Around 11 that morning, he pitched the same bait into the shady crook of a waterlogged tree and set the hook into the jaw of the day's best fish, a female largemouth that weighed 3.25 pounds.
One would think our shallow-water pattern would hold up 24 hours later on a lake only 15 miles due west of Shenango. But Mosquito yielded its bass under completely different circumstances.
Our first fish Sunday was a buck that gobbled my crankbait after it clipped the edge of a weed line off a main lake point.
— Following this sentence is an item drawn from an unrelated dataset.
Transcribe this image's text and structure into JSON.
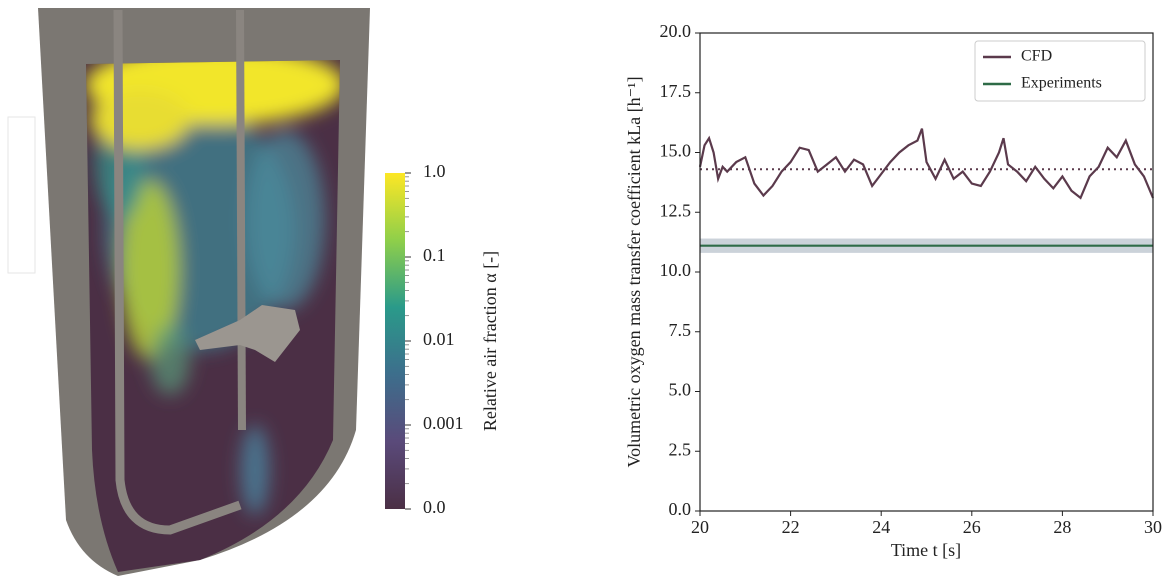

The second was a 3-pounder that slurped in my tube a good 30 feet off the bank in a few scraggly strands of milfoil.
We moved quickly around Mosquito Sunday morning and found largemouths willing to eat spinnerbaits and crankbaits worked far from the thick shoreline cover for which the lake is noted.
Shenango and Mosquito - two lakes so close in proximity, but so far in terms of productive bassin' patterns last weekend.
Our two days proved you can take nothing for granted when it comes to figuring out the fish.
ESPY nominees
Tiger Woods, Jeff Gordon and Roger Clemens might take ESPN's annual ESPY sports awards for granted, but the bass world is buzzin' about two of this year's nominees.
They are Kevin VanDam, the reigning BASS Masters Classic champion and currently ranked No. 1 in the world of bass fishing, and Rick Clunn, a four-time Classic winner considered one of the legends of pro angling. ESPN, which owns and operates B.A.S.S. and its CITGO Bassmaster Tournament Trail, naturally has decided it would be good to shine the spotlight on outdoor sports.
VanDam and Clunn certainly are worthy ESPY nominees. But there's no guarantee an angler will win the outdoor sports competitor category. Also up for the ESPY are Mel Lentz, a Stihl Timbersports champ, and Jerry the Big Air Dog, gold medalist in the canine leaping competition at ESPN's Great Outdoor Games.
My guess is the ESPY will go to VanDam, who is to tournament bass fishing what Tiger Woods has been to golf. But if the cynics are correct and our world is going to the dogs, then who knows?
Watch for the winner when the ESPY show airs at 9 p.m. July 10 on ESPN.